When I finally arrived at the arena, it wasn’t as scary as I first thought. I was picturing in my mind a junior C level ice field, but instead found myself drawing comparisons with Van Andel Arena in Grand Rapids, Michigan (in the main lobby that is). I had also assumed that there wasn’t going to be any fans, so I was practically taken aback when I saw a fan and his son, decked out in team merchandise, wandering the halls two hours prior to game time. Now I’ve never been the type to judge other fans based on what they are or are not wearing (there are plenty of she-beasts out there to do that for all of us), but seeing these two fans sporting their team colours really meant something to me. It showed me that there were people in Korea that loved this team and this sport enough to spend money on jerseys. Maybe hockey in Asia was going to be legit after all.
The experience was definitely different, but some things never change. The players did not seem to have major league egos. They seemed to be the type that was just happy to still be playing, and making bank in the process. The wives, on the other hand, were still living the dream.

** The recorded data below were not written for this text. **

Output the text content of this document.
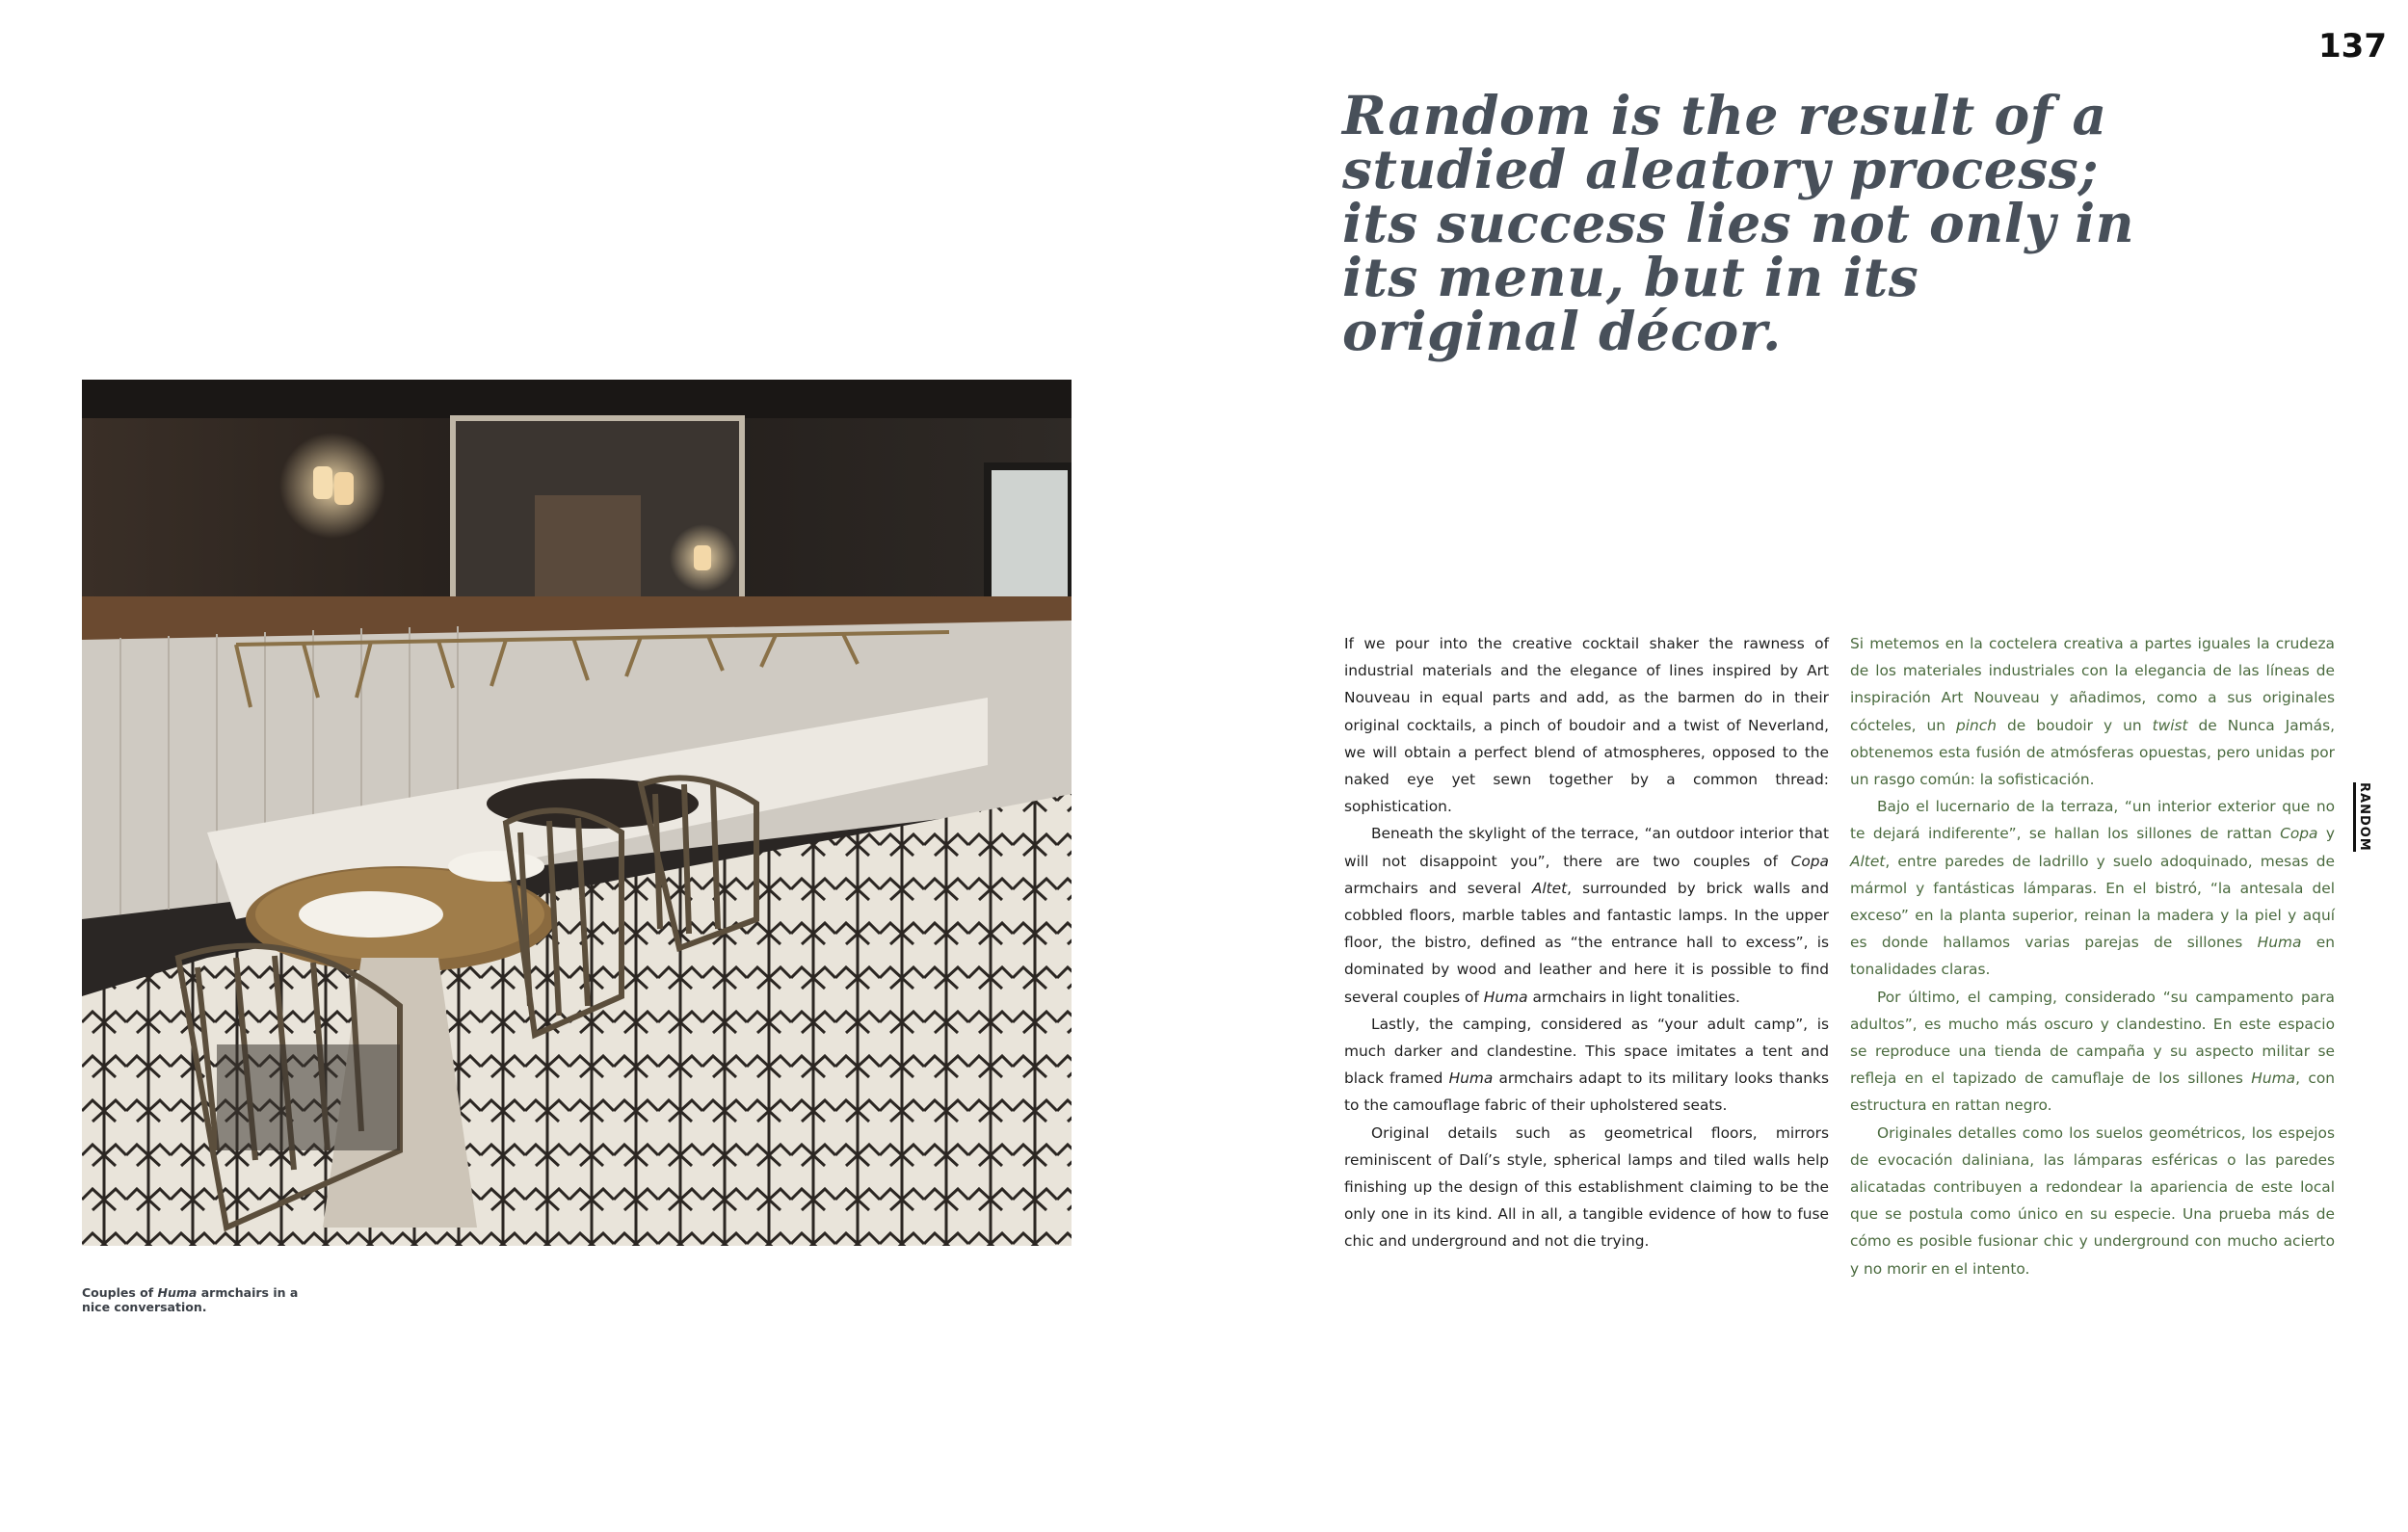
137
RANDOM
Random is the result of a studied aleatory process; its success lies not only in its menu, but in its original décor.
Couples of Huma armchairs in a nice conversation.

If we pour into the creative cocktail shaker the rawness of industrial materials and the elegance of lines inspired by Art Nouveau in equal parts and add, as the barmen do in their original cocktails, a pinch of boudoir and a twist of Neverland, we will obtain a perfect blend of atmospheres, opposed to the naked eye yet sewn together by a common thread: sophistication.

Beneath the skylight of the terrace, “an outdoor interior that will not disappoint you”, there are two couples of Copa armchairs and several Altet, surrounded by brick walls and cobbled floors, marble tables and fantastic lamps. In the upper floor, the bistro, defined as “the entrance hall to excess”, is dominated by wood and leather and here it is possible to find several couples of Huma armchairs in light tonalities.

Lastly, the camping, considered as “your adult camp”, is much darker and clandestine. This space imitates a tent and black framed Huma armchairs adapt to its military looks thanks to the camouflage fabric of their upholstered seats.

Original details such as geometrical floors, mirrors reminiscent of Dalí’s style, spherical lamps and tiled walls help finishing up the design of this establishment claiming to be the only one in its kind. All in all, a tangible evidence of how to fuse chic and underground and not die trying.

Si metemos en la coctelera creativa a partes iguales la crudeza de los materiales industriales con la elegancia de las líneas de inspiración Art Nouveau y añadimos, como a sus originales cócteles, un pinch de boudoir y un twist de Nunca Jamás, obtenemos esta fusión de atmósferas opuestas, pero unidas por un rasgo común: la sofisticación.

Bajo el lucernario de la terraza, “un interior exterior que no te dejará indiferente”, se hallan los sillones de rattan Copa y Altet, entre paredes de ladrillo y suelo adoquinado, mesas de mármol y fantásticas lámparas. En el bistró, “la antesala del exceso” en la planta superior, reinan la madera y la piel y aquí es donde hallamos varias parejas de sillones Huma en tonalidades claras.

Por último, el camping, considerado “su campamento para adultos”, es mucho más oscuro y clandestino. En este espacio se reproduce una tienda de campaña y su aspecto militar se refleja en el tapizado de camuflaje de los sillones Huma, con estructura en rattan negro.

Originales detalles como los suelos geométricos, los espejos de evocación daliniana, las lámparas esféricas o las paredes alicatadas contribuyen a redondear la apariencia de este local que se postula como único en su especie. Una prueba más de cómo es posible fusionar chic y underground con mucho acierto y no morir en el intento.
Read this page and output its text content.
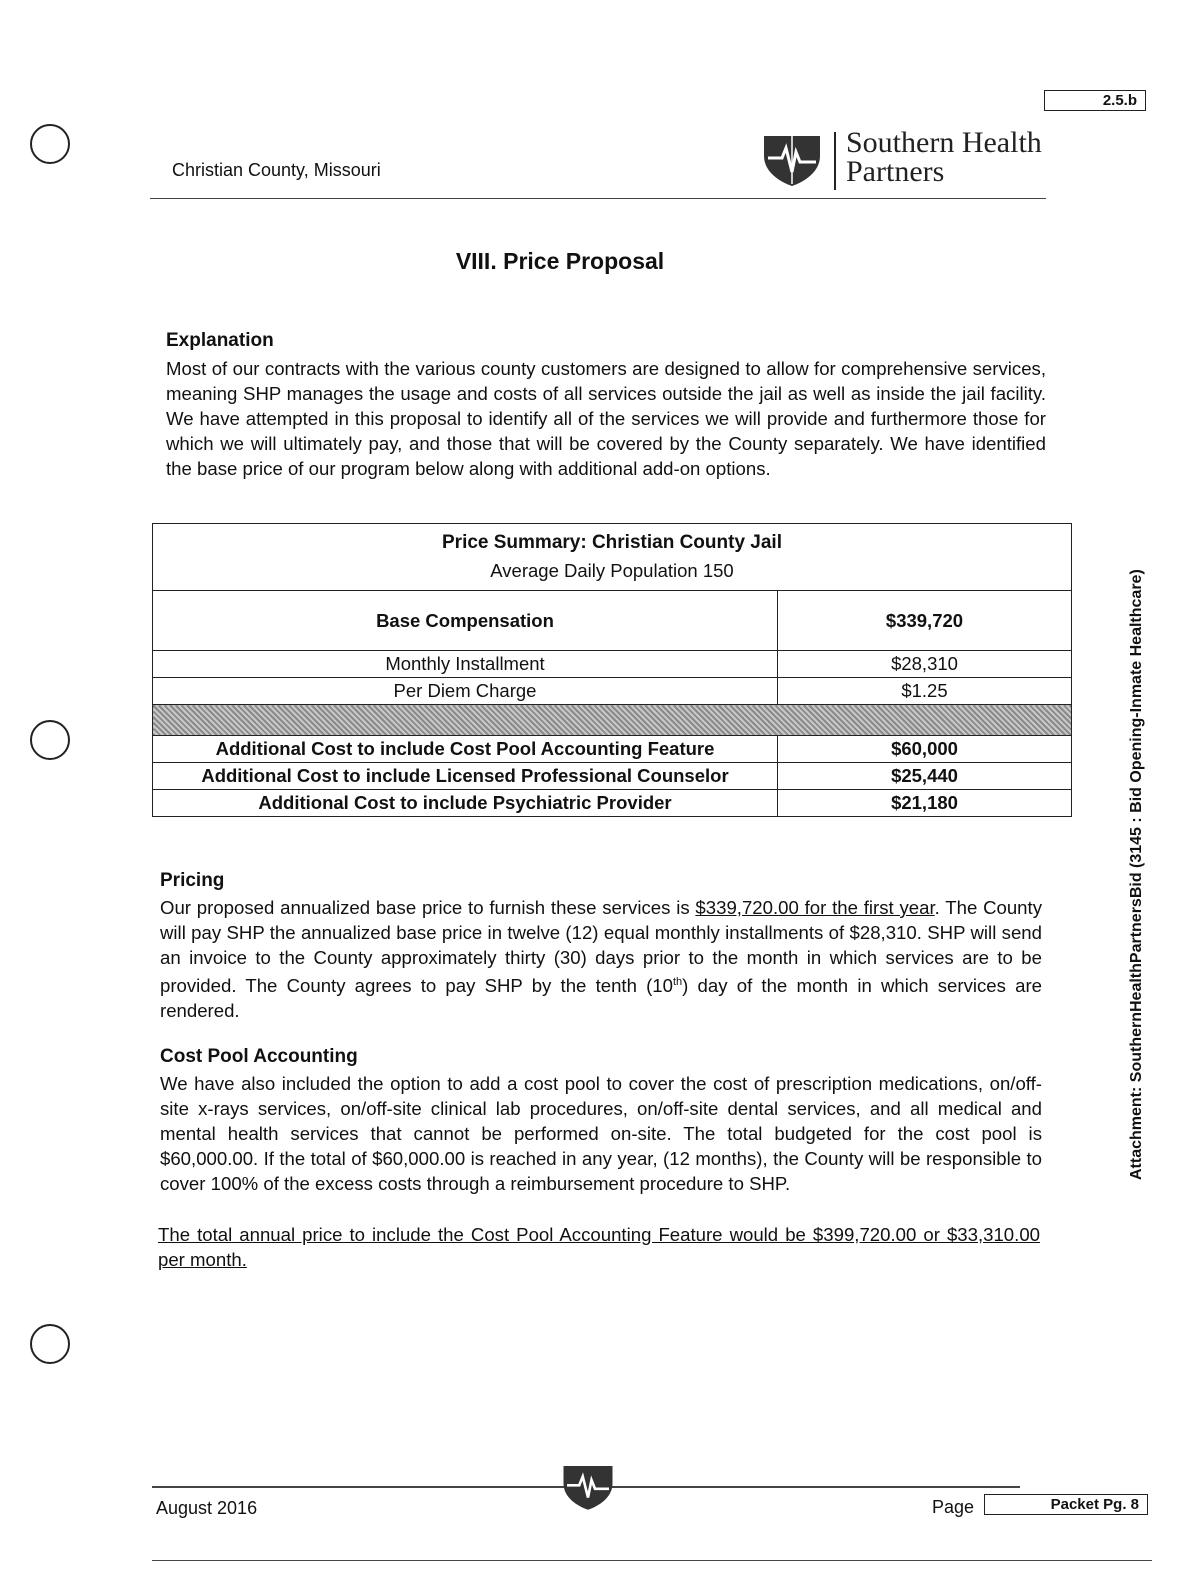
2.5.b
Christian County, Missouri
Southern Health
Partners
VIII. Price Proposal
Explanation
Most of our contracts with the various county customers are designed to allow for comprehensive services, meaning SHP manages the usage and costs of all services outside the jail as well as inside the jail facility. We have attempted in this proposal to identify all of the services we will provide and furthermore those for which we will ultimately pay, and those that will be covered by the County separately. We have identified the base price of our program below along with additional add-on options.
Price Summary: Christian County Jail
Average Daily Population 150	

Base Compensation	$339,720
Monthly Installment	$28,310
Per Diem Charge	$1.25

Additional Cost to include Cost Pool Accounting Feature	$60,000
Additional Cost to include Licensed Professional Counselor	$25,440
Additional Cost to include Psychiatric Provider	$21,180
Pricing
Our proposed annualized base price to furnish these services is $339,720.00 for the first year. The County will pay SHP the annualized base price in twelve (12) equal monthly installments of $28,310. SHP will send an invoice to the County approximately thirty (30) days prior to the month in which services are to be provided. The County agrees to pay SHP by the tenth (10th) day of the month in which services are rendered.
Cost Pool Accounting
We have also included the option to add a cost pool to cover the cost of prescription medications, on/off-site x-rays services, on/off-site clinical lab procedures, on/off-site dental services, and all medical and mental health services that cannot be performed on-site. The total budgeted for the cost pool is $60,000.00. If the total of $60,000.00 is reached in any year, (12 months), the County will be responsible to cover 100% of the excess costs through a reimbursement procedure to SHP.
The total annual price to include the Cost Pool Accounting Feature would be $399,720.00 or $33,310.00 per month.
Attachment: SouthernHealthPartnersBid (3145 : Bid Opening-Inmate Healthcare)
August 2016	Page	Packet Pg. 8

They were dressed to impress (if only they were at a “gentlemen’s establishment” and not a hockey game), and naturally sizing up any and every female in the building, which seemed really ridiculous to me in the ASIA LEAGUE, but whatever. There you have it, folks, hockey wives – they are the same everywhere.
The game was great and reminiscent of a major junior match somewhere back home in Canada. The only downside was that it was not as violent. You definitely get a lot of bang for your buck, though. 7,000 won gets you a seat anywhere in the house. 15,000 won and you’re on the glass with unlimited saki (the owner is Japanese or so I’m told). I’m not really sure how this team or this league is making any money. The arena itself is very small, and roughly seats 1,200 (about the same as the old St. Michael’s College School Arena). So, even with a full house, they aren’t bringing in that much cash. Plus, with all the costs of traveling between Japan, Korea, and China, you have to wonder how they stay afloat (coughmafiaquestionmark).
The fans maybe impressed me the most. Not only did they show up, they were very involved with their team. They reminded me of a booster club in one of the more popular minor league cities like Hershey, Pennsylvania. As you may have expected the seats were filled with the foreign community of Korea. It’s still very much a western game, but hopefully the ALH will help change things in the East. I don’t know if it was the team, or the fans, or just the fact that I was back at a hockey rink for the first time since April, but I really felt like I belonged there, which was a huge deal considering I haven’t felt like I’ve belonged anywhere in Korea. The ALH schedule is very strange, so I haven’t been able to make a return visit since September 19th, but have no fear Psycho Lady fans, you can be sure there will be much hockey in the near future.
Top Photo: Not only is it “ice hockey,” it’s all one word.